Le larghe intese populiste possono essere considerate una iattura o, come assicura Steve Bannon strizzando l’occhio, il forcipe della democrazia di tipo nuovo, la Terza repubblica italiana destinata a diventare il faro politico per il resto dell’Europa e forse del mondo. Comunque sia, sono un tema all’ordine del giorno. Chi le reclama sicuro che siano il veleno con il quale ambedue le forze politiche che le decretano, poi si escluderanno, una sorta di cicuta che salvaguardi l’equilibrio politico come lo abbiamo conosciuto e vissuto, deve anche valutarne i rischi. Nella versione prima del voto, le larghe intese dovevano essere la salvezza del Paese, la formula che avrebbe messo l’Italia al riparo dei suoi stessi guai, in scia a quanto avviene nello Stato guida dell’Unione europea: la Germania. Quella prospettiva è stata annientata dal voto del 4 marzo perché chi doveva incarnarla è uscito sconfitto: politicamente e personalmente.

Tuttavia quel pentagramma su cui esercitarsi nella sinfonia del dopo urne, resiste eccome: lo vediamo nei contatti in atto per le presidenze delle Camere e per la realizzazione di una maggioranza in grado di esprimere un governo. Non che sia semplice, tutt’altro. In particolare perché nel centrodestra Salvini non è padrone di dare le carte: non tutte almeno, e guai a sottovalutare la capacità resistenziale di Berlusconi. Però i numeri, che di un sistema democratico sono la sostanza della politica, squadernano una verità inoppugnabile: se mai larghe intese si faranno avranno il marchio di quelle forze contro cui dovevano porsi come barriera e antidoto. Un rovesciamento di prospettiva e di ruoli che chiama in causa, in primo luogo e ovviamente, i protagonisti eventuali dell’abbraccio ma anche - e forse soprattuto - gli altri, gli esclusi. Che hanno due strade davanti a loro: arrendersi alla forza delle cose e magari attrezzarsi per opporvisi. È la strada di chi pensa che quelle possibili intese tanto larghe non siano: possono al massimo riguardare il 50 per cento dell’elettorato, per cui l’altra metà ha ben titolo di unirsi e fare muro. Oppure - ed è l’altra scelta - spianare la strada a quell’esito nel convincimento che gli attori di una così innaturale liaison alla fine ne verranno travolti.
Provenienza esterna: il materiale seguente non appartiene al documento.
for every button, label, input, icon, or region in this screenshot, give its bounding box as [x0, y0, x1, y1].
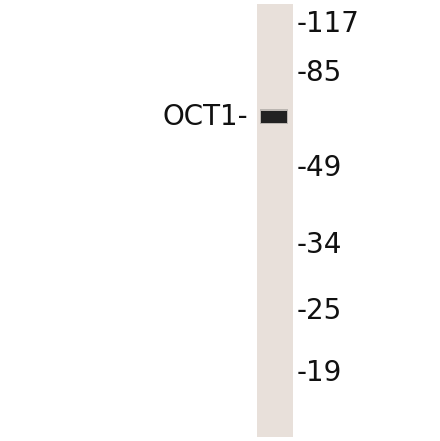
- Text: -19: -19: [297, 359, 342, 387]
- Bar: [261, 111, 287, 123]
- Bar: [257, 4, 293, 437]
- Text: -117: -117: [297, 10, 360, 38]
- Text: -85: -85: [297, 59, 342, 87]
- Text: -34: -34: [297, 231, 342, 259]
- Bar: [260, 109, 288, 124]
- Text: -49: -49: [297, 153, 342, 182]
- Text: -25: -25: [297, 297, 342, 325]
- Text: OCT1-: OCT1-: [163, 103, 249, 131]
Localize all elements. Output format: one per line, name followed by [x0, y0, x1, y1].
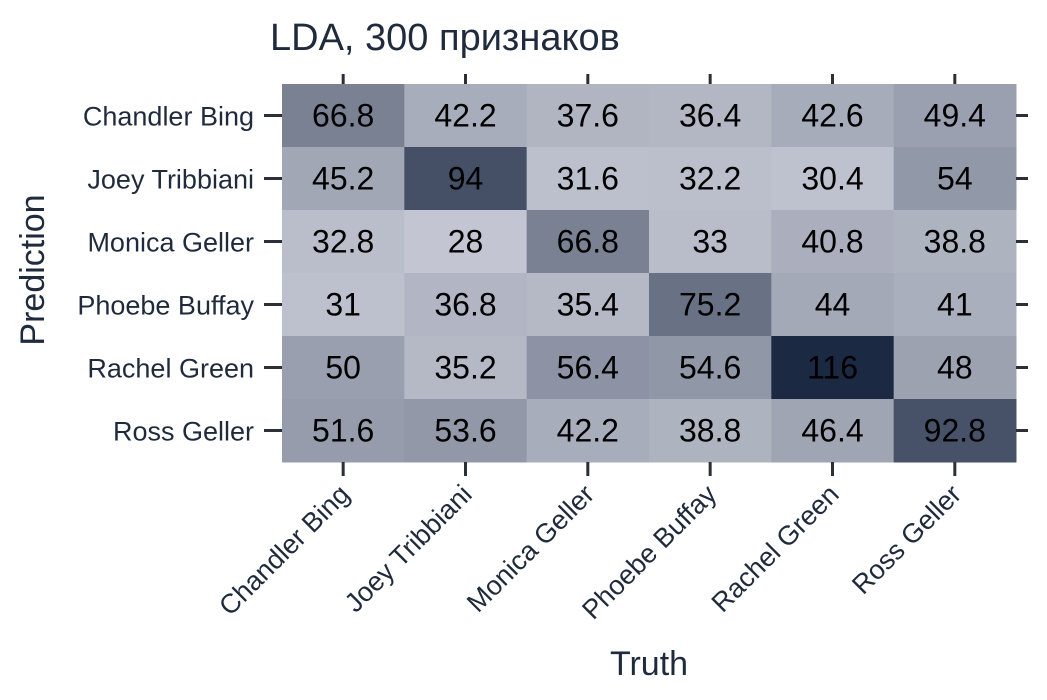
cell-value-label: 45.2 [312, 161, 374, 197]
y-tick-label-ross-geller: Ross Geller [113, 417, 254, 447]
heatmap-cell-r1-c5 [893, 147, 1017, 211]
cell-value-label: 54 [937, 161, 973, 197]
heatmap-cell-r3-c2 [526, 273, 650, 337]
heatmap-cell-r3-c0 [282, 273, 405, 337]
cell-value-label: 41 [937, 287, 973, 323]
cell-value-label: 42.6 [801, 98, 863, 134]
heatmap-cell-r0-c0 [282, 84, 405, 148]
heatmap-cells [282, 84, 1017, 463]
cell-value-label: 40.8 [801, 224, 863, 260]
heatmap-cell-r3-c5 [893, 273, 1017, 337]
cell-value-label: 56.4 [557, 350, 619, 386]
heatmap-cell-r1-c3 [648, 147, 772, 211]
heatmap-cell-r0-c3 [648, 84, 772, 148]
cell-value-label: 35.2 [434, 350, 496, 386]
heatmap-cell-r2-c1 [404, 210, 528, 274]
chart-title: LDA, 300 признаков [270, 17, 620, 59]
cell-value-label: 36.4 [679, 98, 741, 134]
heatmap-cell-r0-c1 [404, 84, 528, 148]
cell-value-label: 94 [448, 161, 484, 197]
cell-value-label: 75.2 [679, 287, 741, 323]
y-tick-label-joey-tribbiani: Joey Tribbiani [87, 165, 254, 195]
cell-value-label: 28 [448, 224, 484, 260]
cell-value-label: 46.4 [801, 413, 863, 449]
x-tick-label-ross-geller: Ross Geller [846, 479, 967, 600]
cell-value-label: 30.4 [801, 161, 863, 197]
heatmap-cell-r4-c1 [404, 336, 528, 400]
heatmap-cell-r4-c3 [648, 336, 772, 400]
cell-value-label: 32.8 [312, 224, 374, 260]
heatmap-cell-labels: 66.8 42.2 37.6 36.4 42.6 49.4 45.2 94 31.6 32.2 30… [312, 98, 986, 449]
heatmap-cell-r5-c2 [526, 399, 650, 463]
heatmap-cell-r2-c5 [893, 210, 1017, 274]
heatmap-cell-r4-c5 [893, 336, 1017, 400]
y-tick-label-rachel-green: Rachel Green [87, 354, 254, 384]
y-axis-title: Prediction [14, 194, 52, 345]
heatmap-cell-r5-c5 [893, 399, 1017, 463]
cell-value-label: 33 [692, 224, 728, 260]
cell-value-label: 66.8 [312, 98, 374, 134]
cell-value-label: 42.2 [434, 98, 496, 134]
cell-value-label: 44 [815, 287, 851, 323]
cell-value-label: 38.8 [679, 413, 741, 449]
cell-value-label: 50 [325, 350, 361, 386]
cell-value-label: 116 [807, 350, 858, 386]
heatmap-cell-r1-c4 [771, 147, 895, 211]
heatmap-cell-r5-c3 [648, 399, 772, 463]
cell-value-label: 48 [937, 350, 973, 386]
heatmap-cell-r0-c4 [771, 84, 895, 148]
cell-value-label: 35.4 [557, 287, 619, 323]
heatmap-cell-r4-c4 [771, 336, 895, 400]
y-tick-label-chandler-bing: Chandler Bing [83, 102, 254, 132]
y-tick-label-monica-geller: Monica Geller [87, 228, 254, 258]
x-tick-label-joey-tribbiani: Joey Tribbiani [339, 479, 478, 618]
x-tick-label-rachel-green: Rachel Green [706, 479, 845, 618]
heatmap-cell-r1-c0 [282, 147, 405, 211]
heatmap-cell-r2-c0 [282, 210, 405, 274]
axis-ticks [264, 74, 1028, 476]
y-tick-label-phoebe-buffay: Phoebe Buffay [77, 291, 254, 321]
y-axis-tick-labels: Chandler Bing Joey Tribbiani Monica Geller… [77, 102, 254, 447]
cell-value-label: 31.6 [557, 161, 619, 197]
cell-value-label: 38.8 [924, 224, 986, 260]
heatmap-cell-r0-c5 [893, 84, 1017, 148]
x-axis-title: Truth [610, 645, 688, 683]
cell-value-label: 37.6 [557, 98, 619, 134]
heatmap-cell-r4-c2 [526, 336, 650, 400]
x-tick-label-monica-geller: Monica Geller [461, 479, 600, 618]
cell-value-label: 92.8 [924, 413, 986, 449]
cell-value-label: 36.8 [434, 287, 496, 323]
cell-value-label: 51.6 [312, 413, 374, 449]
heatmap-cell-r1-c2 [526, 147, 650, 211]
cell-value-label: 66.8 [557, 224, 619, 260]
cell-value-label: 42.2 [557, 413, 619, 449]
cell-value-label: 31 [325, 287, 361, 323]
heatmap-cell-r3-c3 [648, 273, 772, 337]
x-tick-label-chandler-bing: Chandler Bing [213, 479, 355, 621]
cell-value-label: 53.6 [434, 413, 496, 449]
cell-value-label: 49.4 [924, 98, 986, 134]
heatmap-cell-r1-c1 [404, 147, 528, 211]
heatmap-cell-r5-c4 [771, 399, 895, 463]
heatmap-cell-r0-c2 [526, 84, 650, 148]
heatmap-cell-r2-c4 [771, 210, 895, 274]
heatmap-cell-r5-c0 [282, 399, 405, 463]
heatmap-cell-r3-c4 [771, 273, 895, 337]
heatmap-cell-r2-c2 [526, 210, 650, 274]
heatmap-cell-r2-c3 [648, 210, 772, 274]
heatmap-cell-r3-c1 [404, 273, 528, 337]
cell-value-label: 54.6 [679, 350, 741, 386]
heatmap-cell-r5-c1 [404, 399, 528, 463]
cell-value-label: 32.2 [679, 161, 741, 197]
heatmap-cell-r4-c0 [282, 336, 405, 400]
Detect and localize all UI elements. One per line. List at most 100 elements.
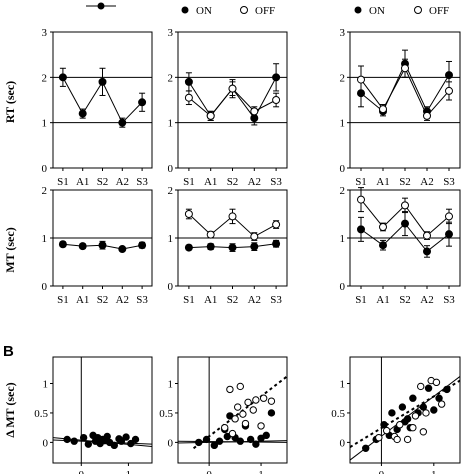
plot-frame xyxy=(52,356,153,464)
x-tick-label: A1 xyxy=(376,294,389,306)
series-on xyxy=(58,240,147,254)
legend-off-marker-3 xyxy=(414,6,422,14)
y-tick-label: 1 xyxy=(168,118,174,130)
scatter-point xyxy=(84,440,93,448)
y-tick-label: 2 xyxy=(340,185,346,197)
scatter-point xyxy=(252,440,260,448)
scatter-point xyxy=(424,384,433,392)
x-tick-label: S2 xyxy=(399,176,411,188)
y-tick-label: 0.5 xyxy=(159,408,173,420)
y-tick-label: 0 xyxy=(168,163,174,175)
y-tick-label: 2 xyxy=(340,72,346,84)
scatter-point xyxy=(195,438,203,447)
x-tick-label: 0 xyxy=(379,469,385,474)
panel-delta-2: 0 0.5 1 0 1 xyxy=(159,356,288,474)
scatter-point xyxy=(443,385,451,394)
x-tick-label: 0 xyxy=(206,469,212,474)
data-point xyxy=(228,212,237,221)
scatter-point xyxy=(267,409,276,417)
scatter-point xyxy=(63,435,71,444)
scatter-point xyxy=(417,382,425,391)
y-tick-label: 0 xyxy=(42,281,48,293)
scatter-point xyxy=(262,431,270,440)
scatter-point xyxy=(117,437,126,445)
panel-rt-2: 0 1 2 3 S1 A1 S2 A2 S3 xyxy=(168,27,288,188)
x-tick-label: S2 xyxy=(399,294,411,306)
scatter-point xyxy=(411,412,420,420)
scatter-point xyxy=(362,444,370,452)
data-point xyxy=(118,245,127,254)
plot-frame xyxy=(52,31,153,169)
data-point xyxy=(357,195,365,204)
scatter-point xyxy=(422,409,430,417)
scatter-point xyxy=(122,433,130,441)
data-point xyxy=(401,64,409,73)
x-tick-label: S3 xyxy=(443,176,455,188)
scatter-point xyxy=(382,426,391,435)
scatter-point xyxy=(221,423,229,432)
scatter-point xyxy=(252,396,260,404)
x-tick-label: S2 xyxy=(97,176,109,188)
legend-col3: ON OFF xyxy=(354,5,449,17)
x-tick-label: S3 xyxy=(443,294,455,306)
data-point xyxy=(78,109,87,118)
y-tick-label: 3 xyxy=(42,27,48,39)
x-tick-label: A2 xyxy=(116,294,129,306)
series-off xyxy=(184,208,281,241)
data-point xyxy=(379,241,387,250)
data-point xyxy=(423,111,431,120)
scatter-point xyxy=(380,421,388,429)
data-point xyxy=(206,242,215,251)
data-point xyxy=(184,93,193,102)
x-tick-label: 1 xyxy=(258,469,264,474)
scatter-point xyxy=(233,403,242,411)
y-tick-label: 1 xyxy=(340,379,346,391)
rt-ylabel: RT (sec) xyxy=(3,81,17,123)
data-point xyxy=(58,240,67,249)
scatter-point xyxy=(409,423,417,432)
data-point xyxy=(272,73,281,82)
scatter-point xyxy=(101,436,109,445)
y-tick-label: 3 xyxy=(168,27,174,39)
y-tick-label: 0 xyxy=(168,437,174,449)
y-tick-label: 2 xyxy=(168,185,174,197)
data-point xyxy=(357,75,365,84)
data-point xyxy=(98,77,107,86)
x-tick-label: S2 xyxy=(227,294,239,306)
data-point xyxy=(401,201,409,210)
series-off xyxy=(357,58,453,121)
scatter-point xyxy=(226,385,234,394)
x-tick-label: S3 xyxy=(270,294,282,306)
x-tick-label: S1 xyxy=(57,294,69,306)
panel-mt-2: 0 1 2 S1 A1 S2 A2 S3 xyxy=(168,185,288,306)
scatter-point xyxy=(257,422,265,430)
series-on xyxy=(184,239,281,252)
x-tick-label: A1 xyxy=(76,294,89,306)
x-tick-label: S1 xyxy=(355,176,367,188)
y-tick-label: 0 xyxy=(43,437,49,449)
legend-col1 xyxy=(86,2,116,10)
x-tick-label: A2 xyxy=(248,294,261,306)
x-tick-label: S1 xyxy=(57,176,69,188)
y-tick-label: 0 xyxy=(168,281,174,293)
scatter-point xyxy=(419,403,428,411)
data-point xyxy=(379,105,387,114)
scatter-point xyxy=(267,397,276,405)
scatter-point xyxy=(419,428,428,436)
y-tick-label: 2 xyxy=(168,72,174,84)
scatter-series-off xyxy=(221,382,276,438)
scatter-point xyxy=(388,409,396,417)
scatter-point xyxy=(236,437,244,445)
legend-marker-filled xyxy=(97,2,105,10)
scatter-point xyxy=(110,441,118,450)
data-point xyxy=(138,98,147,107)
y-tick-label: 1 xyxy=(42,233,48,245)
scatter-point xyxy=(398,403,407,411)
data-point xyxy=(445,230,453,239)
y-tick-label: 1 xyxy=(340,118,346,130)
data-point xyxy=(445,86,453,95)
scatter-point xyxy=(231,415,239,423)
legend-col2: ON OFF xyxy=(181,5,275,17)
plot-frame xyxy=(349,356,461,464)
legend-on-marker xyxy=(181,6,189,14)
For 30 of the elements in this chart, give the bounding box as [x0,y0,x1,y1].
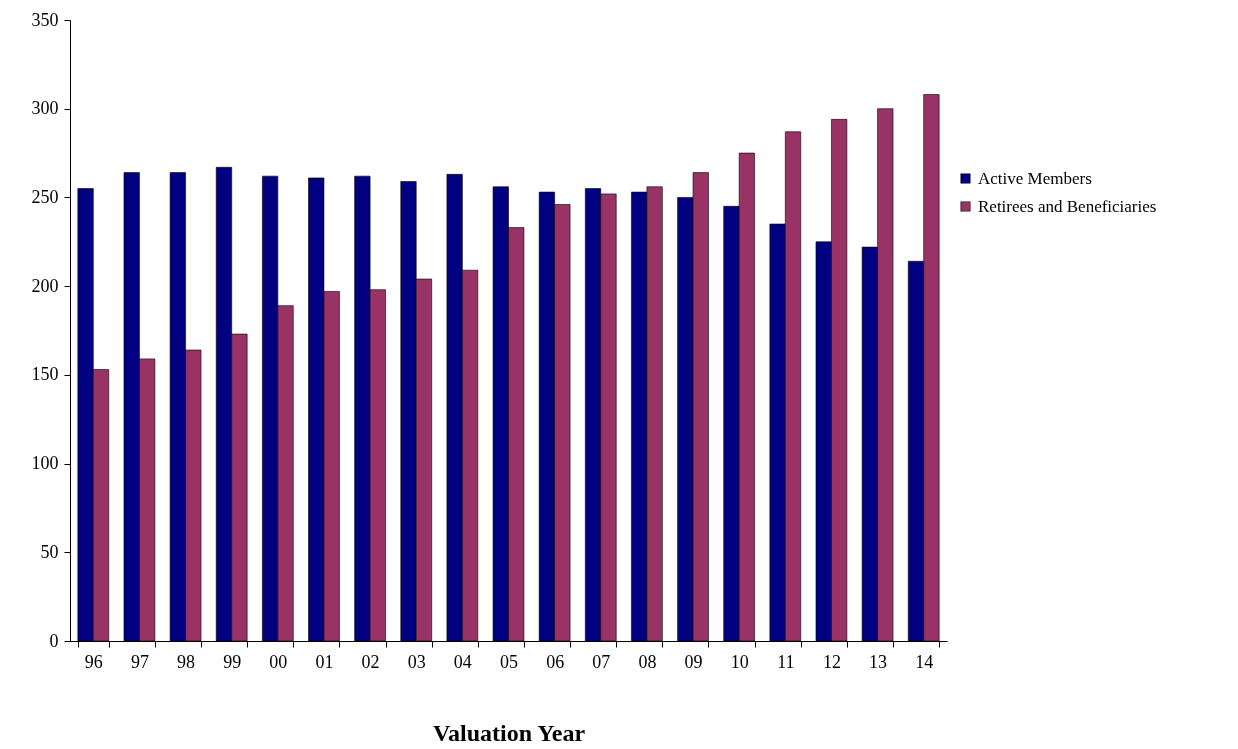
x-tick-label: 10 [730,651,749,672]
x-tick-label: 09 [684,651,703,672]
y-tick-label: 100 [31,453,59,474]
x-tick-label: 00 [269,651,288,672]
x-tick-label: 98 [177,651,196,672]
y-tick-label: 250 [31,186,59,207]
x-tick-label: 96 [84,651,103,672]
x-tick-label: 01 [315,651,334,672]
y-tick-label: 150 [31,364,59,385]
y-tick-label: 350 [31,9,59,30]
x-tick-label: 08 [638,651,657,672]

Vedremo. Tuttavia il sentimento di qualcosa di ineluttabile che le urne italiane hanno fatto emergere, come se le schede fossero state altrettanti bisturi che hanno affondato la lama nel corpacciute del Paese stillandone fuori gli umori più profondi, si diffonde e sparge i suoi effluvi. Le larghe intese populiste possono diventare il macigno che affonda definitivamente l’Italia. In questo caso per evitarle bisognerà affondare le mani nella melma, sporcandosele senza far gli schizzinosi. Mettendosi in gioco. Anche a costo di lanciarsi in mare aperto e rischiare di affogare.